Feb. 25, 1981
COROLLA: THE WORLD'S MOST POPULAR CAR
FOR A SECOND YEAR IN A ROW
World's Highest Production Total
Sixth Time Overall
TOKYO―According to statistics compiled by Toyota Motor Sales Company, Ltd., the Toyota Corolla, Toyota's popular-size passenger car, recorded the highest production total of any car in the world in 1980―for a second consecutive year. This was, moreover, the sixth year that the Corolla won this distinction. (The statistics in question include only automakers' domestic production. They exclude the Communist bloc and production by foreign subsidiaries.)
Production statistics compiled by various automobile manufacturers associations around the world for 1980 list the following models as leaders in their respective nations: in Japan, the Toyota Corolla (771,720 units); in the U.S., the GM Citation (459,393 units); in West Germany, the Volkswagen Golf (517,619 units); in France, the Renault R5 (519,851 units); and in Great Britain, the British Ford Cortina (183,556 units). In addition, in Italy, the Fiat 138 accounted for 277,188 units during January-November 1980 (final figures for the year are not yet available).

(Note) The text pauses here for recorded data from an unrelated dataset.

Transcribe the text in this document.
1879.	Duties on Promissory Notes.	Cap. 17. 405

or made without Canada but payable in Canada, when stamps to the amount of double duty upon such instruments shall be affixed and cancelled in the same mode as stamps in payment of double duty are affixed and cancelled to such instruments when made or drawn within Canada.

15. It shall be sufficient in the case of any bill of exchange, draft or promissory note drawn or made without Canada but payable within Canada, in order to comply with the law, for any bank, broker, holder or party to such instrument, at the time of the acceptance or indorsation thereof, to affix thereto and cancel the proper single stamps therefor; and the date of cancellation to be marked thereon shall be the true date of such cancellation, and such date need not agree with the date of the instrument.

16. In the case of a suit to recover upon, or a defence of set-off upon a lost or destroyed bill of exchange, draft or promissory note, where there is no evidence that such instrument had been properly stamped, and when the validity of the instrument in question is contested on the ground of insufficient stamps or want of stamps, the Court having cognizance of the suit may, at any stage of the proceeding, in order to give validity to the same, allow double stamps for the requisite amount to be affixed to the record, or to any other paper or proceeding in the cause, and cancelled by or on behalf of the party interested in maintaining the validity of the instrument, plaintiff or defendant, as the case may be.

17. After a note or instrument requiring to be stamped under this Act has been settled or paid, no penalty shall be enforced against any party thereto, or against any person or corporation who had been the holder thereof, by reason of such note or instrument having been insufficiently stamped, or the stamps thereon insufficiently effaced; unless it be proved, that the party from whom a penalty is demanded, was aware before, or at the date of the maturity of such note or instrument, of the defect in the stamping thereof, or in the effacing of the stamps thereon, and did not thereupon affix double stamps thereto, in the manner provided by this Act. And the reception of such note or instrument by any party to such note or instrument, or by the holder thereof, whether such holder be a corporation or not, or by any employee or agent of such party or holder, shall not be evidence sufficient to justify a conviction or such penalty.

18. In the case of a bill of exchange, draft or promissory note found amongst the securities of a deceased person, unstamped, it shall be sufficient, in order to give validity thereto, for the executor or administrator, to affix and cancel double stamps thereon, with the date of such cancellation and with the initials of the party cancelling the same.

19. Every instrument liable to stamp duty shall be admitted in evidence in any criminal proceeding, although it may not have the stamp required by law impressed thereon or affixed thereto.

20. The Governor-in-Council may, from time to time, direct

The Corolla was developed by Toyota as a passenger car with appeal for a great variety of drivers, and from 1974 through 1977 more Corollas were produced than any other car in the world. In 1978, a combination of factors including the end of its model cycle and weakness in price competition overseas because of the strength of the Japanese yen hurt its performance; it was edged out of the lead by the VW Golf. The Corolla recaptured the Number One position in 1979 on the strength of a full model change. Then last year it set a new record of 771,720 production units as it won the production crown for the sixth time, outstripping its nearest competitor by over 250,000 units.
The Corolla is the undisputed champion of Japan's domestic auto market as well. It has held the monthly sales title for 53 consecutive months (September 1976 to January 1981) and has been Japan's best selling car for 12 consecutive years (1969-80).